As a small but fast-growing business, we are very aware of our responsibilities to conduct all our activities in a fair and balanced manner.”
By Building’s calculations, the average median pay gap of the top 10 UK contractors is 25%. The data also shows pay gaps in construction go as high as 48% – to put this in context, the Office for National Statistics reckoned in 2017 that the overall pay gap in the UK was 18.4%.
Many critics have slammed the data on average hourly pay as meaningless because it fails to take into account factors such as part-time working, amount of experience, and the type of work people are doing. Even supporters of the legislation, such as Theresa Mohammed, chair of the National Association of Women in Construction, admit the data “does not go below the surface” to tackle the fundamental reasons why women earn less than men.
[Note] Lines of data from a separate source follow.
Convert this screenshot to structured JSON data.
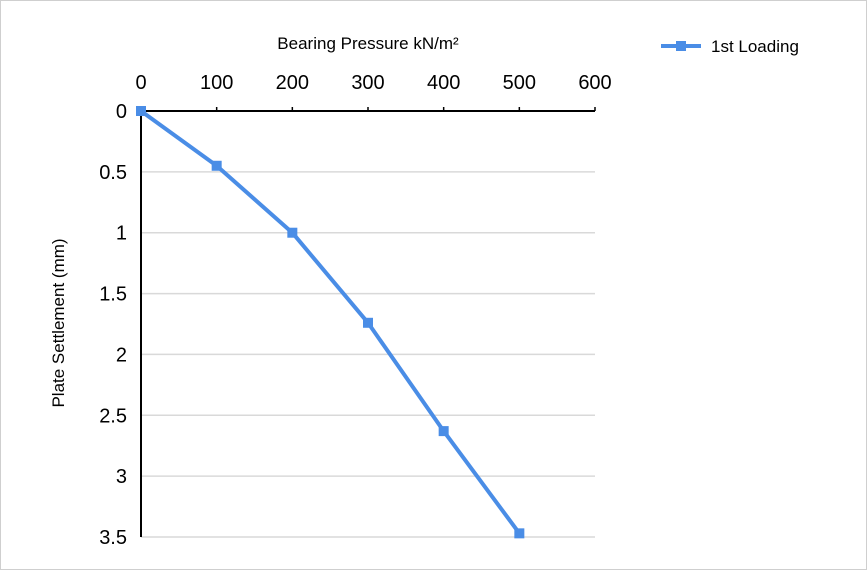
{
  "chart_data": {
    "type": "line",
    "xlabel": "Bearing Pressure kN/m²",
    "ylabel": "Plate Settlement (mm)",
    "xlim": [
      0,
      600
    ],
    "ylim": [
      0,
      3.5
    ],
    "x_axis_position": "top",
    "y_axis_reversed": true,
    "x_ticks": [
      "0",
      "100",
      "200",
      "300",
      "400",
      "500",
      "600"
    ],
    "y_ticks": [
      "0",
      "0.5",
      "1",
      "1.5",
      "2",
      "2.5",
      "3",
      "3.5"
    ],
    "grid": "horizontal",
    "legend_position": "top-right",
    "series": [
      {
        "name": "1st Loading",
        "color": "#4a8de6",
        "marker": "square",
        "x": [
          0,
          100,
          200,
          300,
          400,
          500
        ],
        "y": [
          0,
          0.45,
          1.0,
          1.74,
          2.63,
          3.47
        ]
      }
    ]
  }
}
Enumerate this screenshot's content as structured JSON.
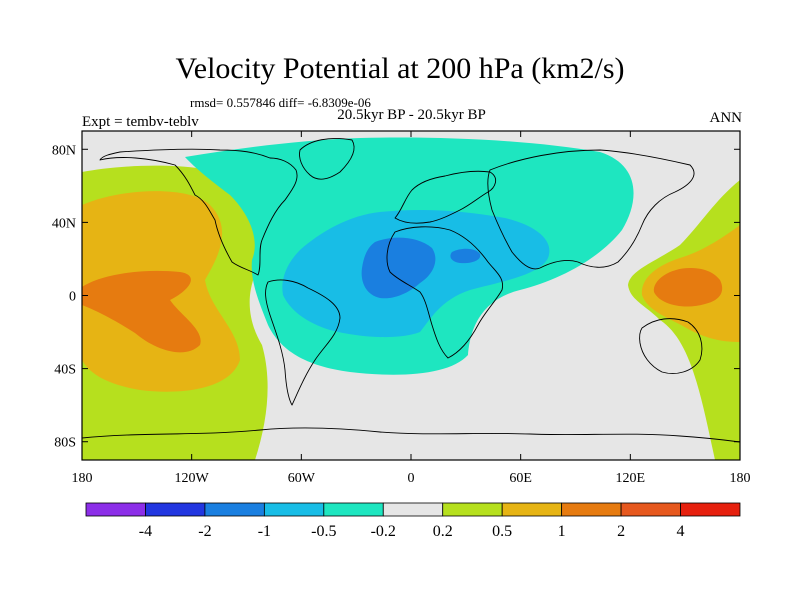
{
  "title": "Velocity Potential at 200 hPa (km2/s)",
  "stats": "rmsd= 0.557846 diff= -6.8309e-06",
  "subtitle": "20.5kyr BP - 20.5kyr BP",
  "left_label": "Expt = tembv-teblv",
  "right_label": "ANN",
  "map": {
    "projection": "equirectangular",
    "lon_range": [
      -180,
      180
    ],
    "lat_range": [
      -90,
      90
    ],
    "lat_ticks": [
      {
        "lat": 80,
        "label": "80N"
      },
      {
        "lat": 40,
        "label": "40N"
      },
      {
        "lat": 0,
        "label": "0"
      },
      {
        "lat": -40,
        "label": "40S"
      },
      {
        "lat": -80,
        "label": "80S"
      }
    ],
    "lon_ticks": [
      {
        "lon": -180,
        "label": "180"
      },
      {
        "lon": -120,
        "label": "120W"
      },
      {
        "lon": -60,
        "label": "60W"
      },
      {
        "lon": 0,
        "label": "0"
      },
      {
        "lon": 60,
        "label": "60E"
      },
      {
        "lon": 120,
        "label": "120E"
      },
      {
        "lon": 180,
        "label": "180"
      }
    ]
  },
  "colorbar": {
    "colors": [
      "#8c2ee8",
      "#2236e0",
      "#1a7fe0",
      "#18bde6",
      "#1ee6c0",
      "#e6e6e6",
      "#b6e01e",
      "#e6b414",
      "#e67b10",
      "#e6581e",
      "#e6200e"
    ],
    "labels": [
      "-4",
      "-2",
      "-1",
      "-0.5",
      "-0.2",
      "0.2",
      "0.5",
      "1",
      "2",
      "4"
    ]
  }
}
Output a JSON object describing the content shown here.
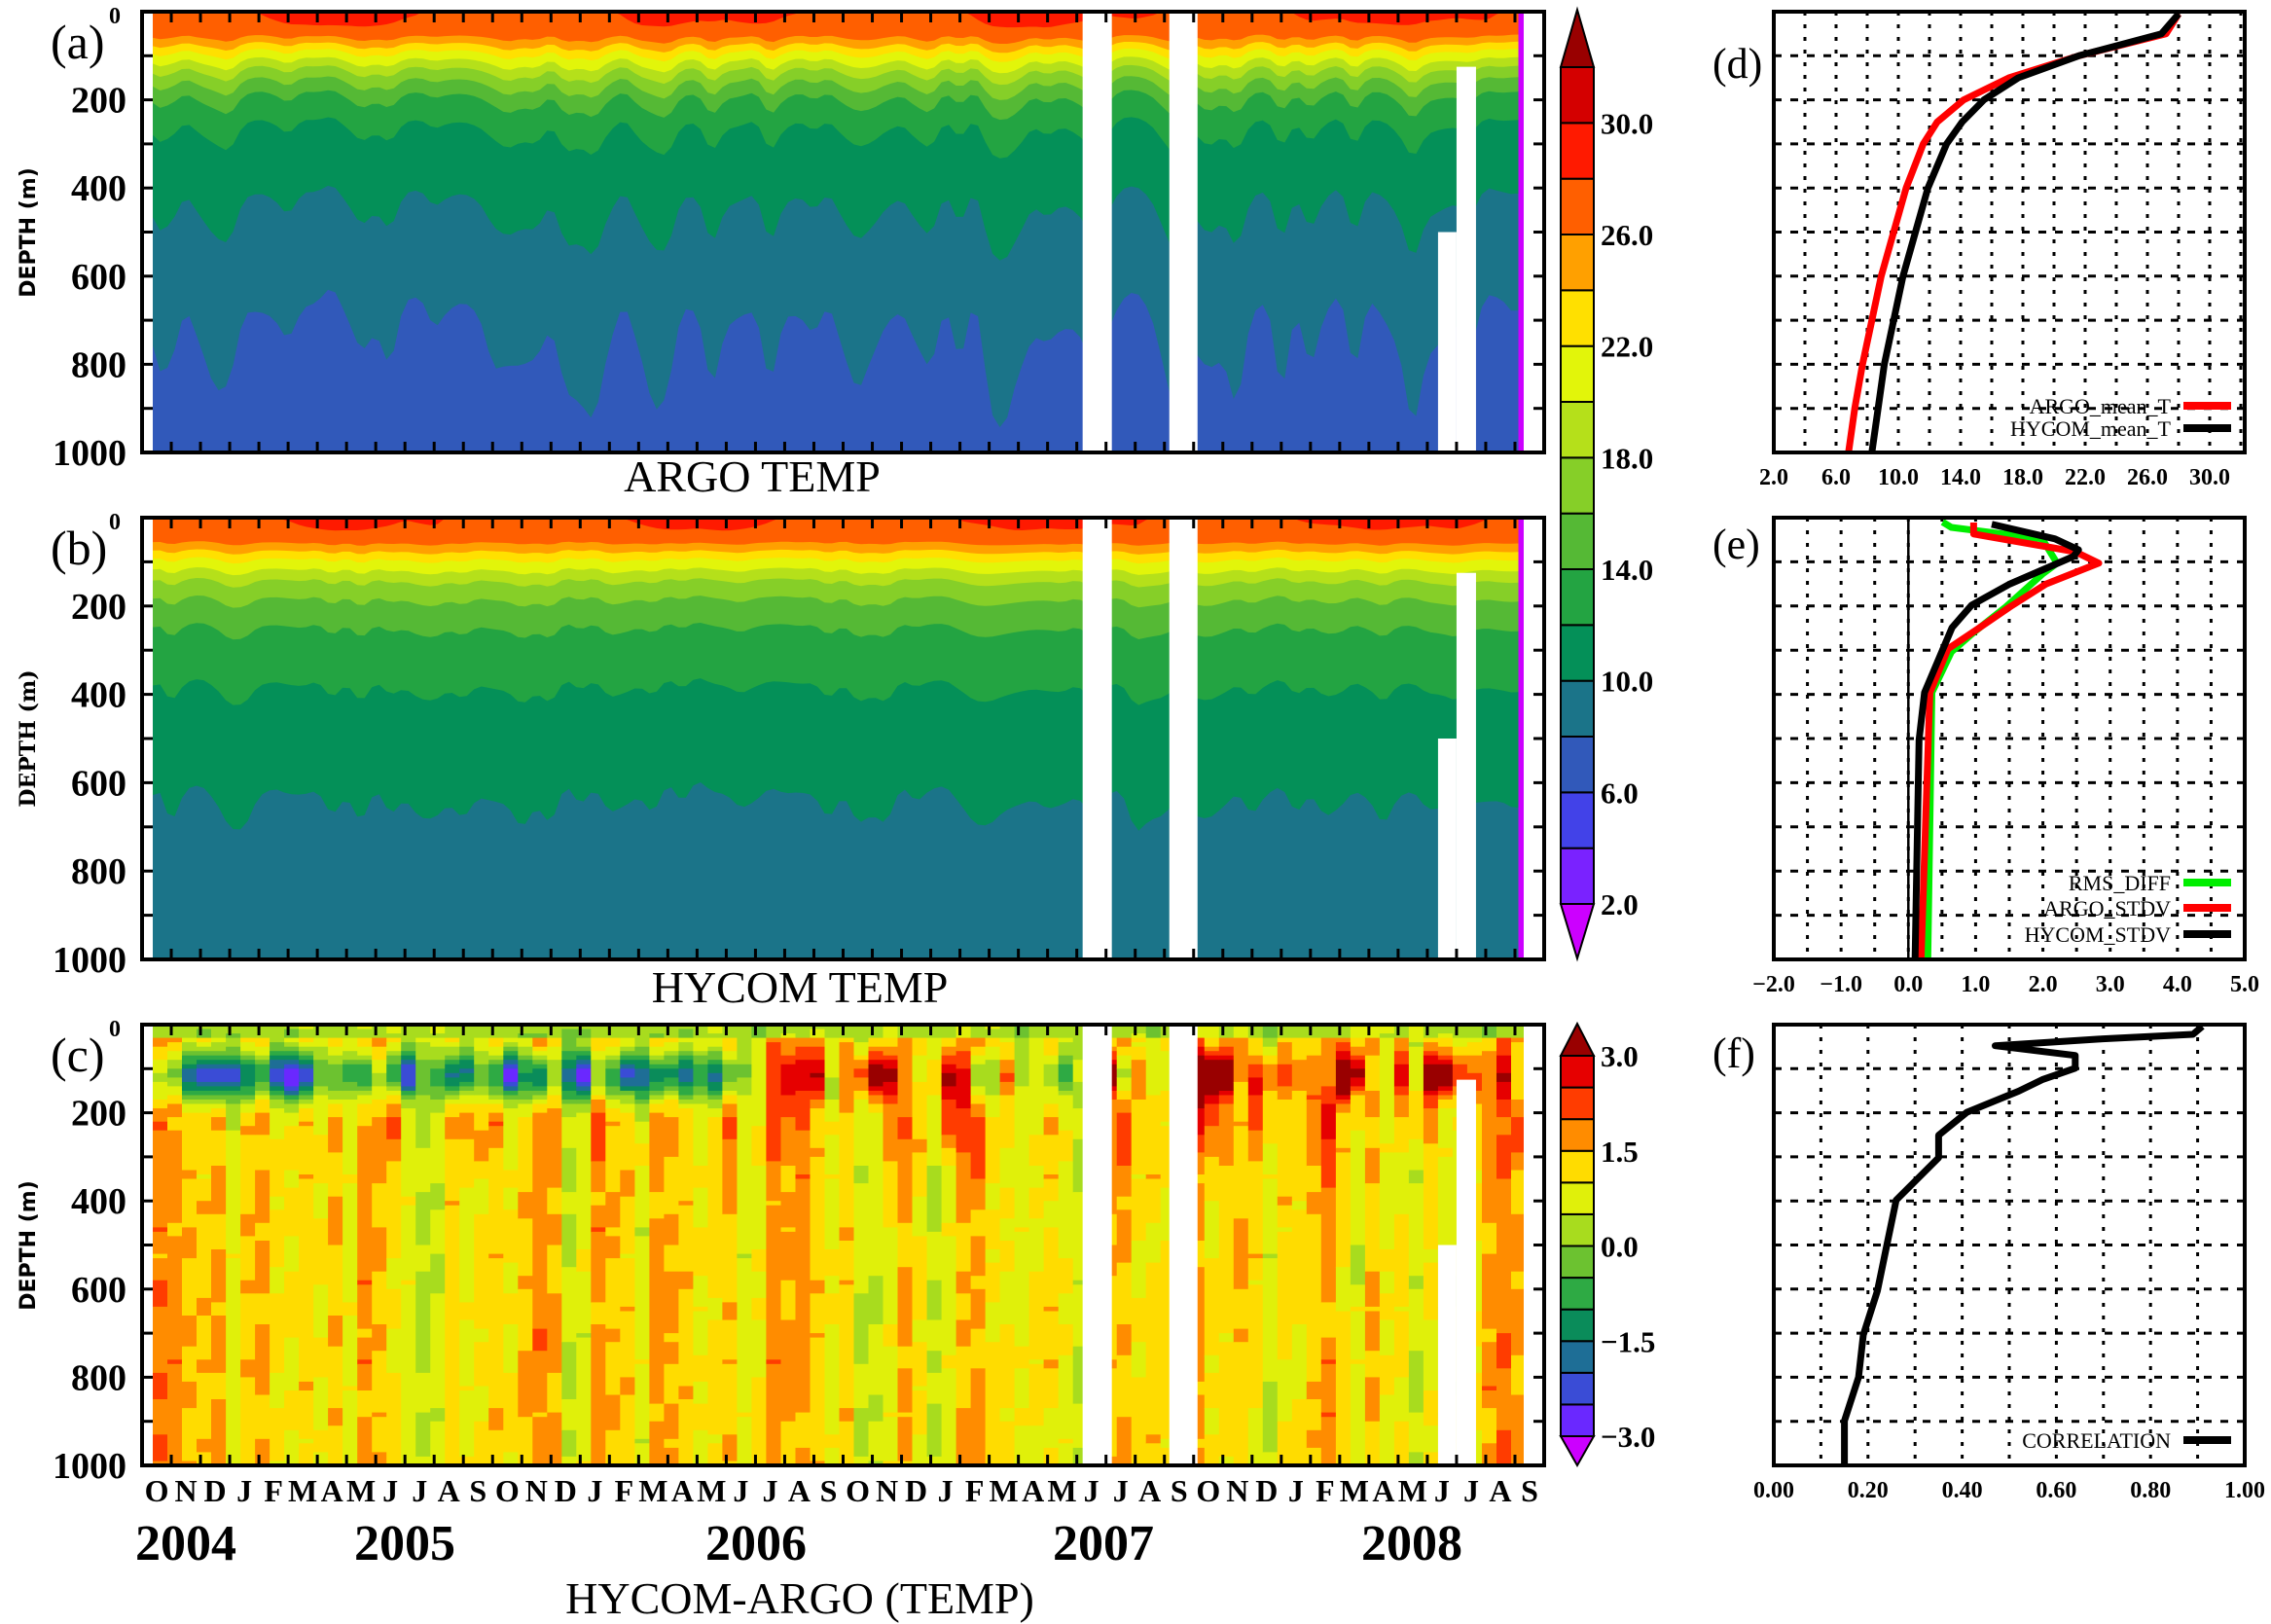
{
  "panel_labels": [
    "(a)",
    "(b)",
    "(c)",
    "(d)",
    "(e)",
    "(f)"
  ],
  "months": [
    "O",
    "N",
    "D",
    "J",
    "F",
    "M",
    "A",
    "M",
    "J",
    "J",
    "A",
    "S",
    "O",
    "N",
    "D",
    "J",
    "F",
    "M",
    "A",
    "M",
    "J",
    "J",
    "A",
    "S",
    "O",
    "N",
    "D",
    "J",
    "F",
    "M",
    "A",
    "M",
    "J",
    "J",
    "A",
    "S",
    "O",
    "N",
    "D",
    "J",
    "F",
    "M",
    "A",
    "M",
    "J",
    "J",
    "A",
    "S"
  ],
  "years": [
    "2004",
    "2005",
    "2006",
    "2007",
    "2008"
  ],
  "colorbars": [
    {
      "levels": [
        2,
        4,
        6,
        8,
        10,
        12,
        14,
        16,
        18,
        20,
        22,
        24,
        26,
        28,
        30,
        32
      ],
      "labels": [
        {
          "value": 2,
          "text": "2.0"
        },
        {
          "value": 6,
          "text": "6.0"
        },
        {
          "value": 10,
          "text": "10.0"
        },
        {
          "value": 14,
          "text": "14.0"
        },
        {
          "value": 18,
          "text": "18.0"
        },
        {
          "value": 22,
          "text": "22.0"
        },
        {
          "value": 26,
          "text": "26.0"
        },
        {
          "value": 30,
          "text": "30.0"
        }
      ],
      "colors_low_to_high": [
        "#cc00ff",
        "#7a22ff",
        "#4242e8",
        "#3159ba",
        "#1b7489",
        "#049058",
        "#23a442",
        "#55b935",
        "#86cf28",
        "#b5e01a",
        "#e2f50a",
        "#ffe000",
        "#ffa000",
        "#ff5f00",
        "#ff1a00",
        "#d40000",
        "#990000"
      ]
    },
    {
      "levels": [
        -3,
        -2.5,
        -2,
        -1.5,
        -1,
        -0.5,
        0,
        0.5,
        1,
        1.5,
        2,
        2.5,
        3
      ],
      "labels": [
        {
          "value": -3,
          "text": "−3.0"
        },
        {
          "value": -1.5,
          "text": "−1.5"
        },
        {
          "value": 0,
          "text": "0.0"
        },
        {
          "value": 1.5,
          "text": "1.5"
        },
        {
          "value": 3,
          "text": "3.0"
        }
      ],
      "colors_low_to_high": [
        "#cc00ff",
        "#6a28ff",
        "#3a4cd6",
        "#1e6e96",
        "#0a8c5a",
        "#2eaa44",
        "#6cc230",
        "#a8dc1e",
        "#e0f00a",
        "#ffdc00",
        "#ff8c00",
        "#ff3c00",
        "#e60000",
        "#990000"
      ]
    }
  ],
  "chart_data": [
    {
      "panel": "(a)",
      "type": "heatmap",
      "title": "ARGO TEMP",
      "ylabel": "DEPTH (m)",
      "ylim": [
        1000,
        0
      ],
      "yticks": [
        "0",
        "200",
        "400",
        "600",
        "800",
        "1000"
      ],
      "xlim": [
        "2004-10-01",
        "2008-10-01"
      ],
      "data_range": [
        "2004-10-12",
        "2008-09-10"
      ],
      "colorbar": 0,
      "missing": [
        {
          "start": "2007-06-07",
          "end": "2007-07-07",
          "depth_from": 0
        },
        {
          "start": "2007-09-06",
          "end": "2007-10-05",
          "depth_from": 0
        },
        {
          "start": "2008-06-12",
          "end": "2008-07-01",
          "depth_from": 500
        },
        {
          "start": "2008-07-01",
          "end": "2008-07-21",
          "depth_from": 125
        }
      ]
    },
    {
      "panel": "(b)",
      "type": "heatmap",
      "title": "HYCOM TEMP",
      "ylabel": "DEPTH (m)",
      "ylim": [
        1000,
        0
      ],
      "yticks": [
        "0",
        "200",
        "400",
        "600",
        "800",
        "1000"
      ],
      "xlim": [
        "2004-10-01",
        "2008-10-01"
      ],
      "data_range": [
        "2004-10-12",
        "2008-09-10"
      ],
      "colorbar": 0,
      "missing": [
        {
          "start": "2007-06-07",
          "end": "2007-07-07",
          "depth_from": 0
        },
        {
          "start": "2007-09-06",
          "end": "2007-10-05",
          "depth_from": 0
        },
        {
          "start": "2008-06-12",
          "end": "2008-07-01",
          "depth_from": 500
        },
        {
          "start": "2008-07-01",
          "end": "2008-07-21",
          "depth_from": 125
        }
      ]
    },
    {
      "panel": "(c)",
      "type": "heatmap",
      "title": "HYCOM-ARGO (TEMP)",
      "ylabel": "DEPTH (m)",
      "ylim": [
        1000,
        0
      ],
      "yticks": [
        "0",
        "200",
        "400",
        "600",
        "800",
        "1000"
      ],
      "xlim": [
        "2004-10-01",
        "2008-10-01"
      ],
      "data_range": [
        "2004-10-12",
        "2008-09-10"
      ],
      "colorbar": 1,
      "missing": [
        {
          "start": "2007-06-07",
          "end": "2007-07-07",
          "depth_from": 0
        },
        {
          "start": "2007-09-06",
          "end": "2007-10-05",
          "depth_from": 0
        },
        {
          "start": "2008-06-12",
          "end": "2008-07-01",
          "depth_from": 500
        },
        {
          "start": "2008-07-01",
          "end": "2008-07-21",
          "depth_from": 125
        }
      ]
    },
    {
      "panel": "(d)",
      "type": "line",
      "xlim": [
        2,
        32.25
      ],
      "ylim": [
        1000,
        0
      ],
      "xticks": [
        "2.0",
        "6.0",
        "10.0",
        "14.0",
        "18.0",
        "22.0",
        "26.0",
        "30.0"
      ],
      "xtick_values": [
        2,
        6,
        10,
        14,
        18,
        22,
        26,
        30
      ],
      "grid": true,
      "grid_x_step": 2,
      "grid_y_step": 100,
      "legend": "bottom-right",
      "series": [
        {
          "name": "ARGO_mean_T",
          "color": "#ff0000",
          "points": [
            [
              28.0,
              5
            ],
            [
              27.2,
              50
            ],
            [
              21.6,
              100
            ],
            [
              17.1,
              150
            ],
            [
              14.2,
              200
            ],
            [
              12.5,
              250
            ],
            [
              11.6,
              300
            ],
            [
              10.5,
              400
            ],
            [
              9.7,
              500
            ],
            [
              8.9,
              600
            ],
            [
              8.3,
              700
            ],
            [
              7.7,
              800
            ],
            [
              7.2,
              900
            ],
            [
              6.8,
              1000
            ]
          ]
        },
        {
          "name": "HYCOM_mean_T",
          "color": "#000000",
          "points": [
            [
              28.0,
              5
            ],
            [
              26.9,
              50
            ],
            [
              21.6,
              100
            ],
            [
              17.7,
              150
            ],
            [
              15.5,
              200
            ],
            [
              14.1,
              250
            ],
            [
              13.1,
              300
            ],
            [
              11.9,
              400
            ],
            [
              11.1,
              500
            ],
            [
              10.3,
              600
            ],
            [
              9.7,
              700
            ],
            [
              9.1,
              800
            ],
            [
              8.7,
              900
            ],
            [
              8.3,
              1000
            ]
          ]
        }
      ]
    },
    {
      "panel": "(e)",
      "type": "line",
      "xlim": [
        -2,
        5
      ],
      "ylim": [
        1000,
        0
      ],
      "xticks": [
        "−2.0",
        "−1.0",
        "0.0",
        "1.0",
        "2.0",
        "3.0",
        "4.0",
        "5.0"
      ],
      "xtick_values": [
        -2,
        -1,
        0,
        1,
        2,
        3,
        4,
        5
      ],
      "grid": true,
      "grid_x_step": 0.5,
      "grid_y_step": 100,
      "zero_line": true,
      "legend": "bottom-right",
      "series": [
        {
          "name": "RMS_DIFF",
          "color": "#00ee00",
          "points": [
            [
              0.51,
              10
            ],
            [
              0.64,
              22
            ],
            [
              1.99,
              48
            ],
            [
              2.21,
              103
            ],
            [
              1.99,
              128
            ],
            [
              1.45,
              202
            ],
            [
              0.97,
              260
            ],
            [
              0.64,
              304
            ],
            [
              0.35,
              396
            ],
            [
              0.29,
              998
            ]
          ]
        },
        {
          "name": "ARGO_STDV",
          "color": "#ff0000",
          "points": [
            [
              0.97,
              11
            ],
            [
              0.97,
              37
            ],
            [
              2.48,
              77
            ],
            [
              2.83,
              103
            ],
            [
              2.05,
              150
            ],
            [
              1.51,
              202
            ],
            [
              1.02,
              253
            ],
            [
              0.59,
              297
            ],
            [
              0.32,
              396
            ],
            [
              0.19,
              998
            ]
          ]
        },
        {
          "name": "HYCOM_STDV",
          "color": "#000000",
          "points": [
            [
              1.24,
              15
            ],
            [
              2.18,
              48
            ],
            [
              2.53,
              73
            ],
            [
              2.45,
              88
            ],
            [
              1.51,
              150
            ],
            [
              0.94,
              198
            ],
            [
              0.65,
              249
            ],
            [
              0.24,
              396
            ],
            [
              0.16,
              503
            ],
            [
              0.1,
              998
            ]
          ]
        }
      ]
    },
    {
      "panel": "(f)",
      "type": "line",
      "xlim": [
        0,
        1
      ],
      "ylim": [
        1000,
        0
      ],
      "xticks": [
        "0.00",
        "0.20",
        "0.40",
        "0.60",
        "0.80",
        "1.00"
      ],
      "xtick_values": [
        0,
        0.2,
        0.4,
        0.6,
        0.8,
        1.0
      ],
      "grid": true,
      "grid_x_step": 0.1,
      "grid_y_step": 100,
      "legend": "bottom-right",
      "series": [
        {
          "name": "CORRELATION",
          "color": "#000000",
          "points": [
            [
              0.91,
              4
            ],
            [
              0.89,
              22
            ],
            [
              0.69,
              33
            ],
            [
              0.47,
              48
            ],
            [
              0.64,
              70
            ],
            [
              0.64,
              99
            ],
            [
              0.57,
              125
            ],
            [
              0.52,
              151
            ],
            [
              0.41,
              199
            ],
            [
              0.35,
              251
            ],
            [
              0.35,
              302
            ],
            [
              0.26,
              398
            ],
            [
              0.24,
              500
            ],
            [
              0.22,
              604
            ],
            [
              0.19,
              704
            ],
            [
              0.18,
              800
            ],
            [
              0.15,
              899
            ],
            [
              0.15,
              999
            ]
          ]
        }
      ]
    }
  ]
}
And yet, this data-gathering exercise – the most comprehensive of its kind – cannot simply be batted away. It is relevant and could be the start of a cultural shift where people – women in particular – feel empowered to start asking questions about salary offers and pay rises.
However imperfect the data may be, the principle of transparency and accountability around women’s pay has been established. Companies will want to get their excuses in, to explain away their disappointing statistics to female staff. They shouldn’t. No one intends to have a pay gap in their organisation, it’s something that develops over time when nobody is looking. But now we are, so let’s close the gap.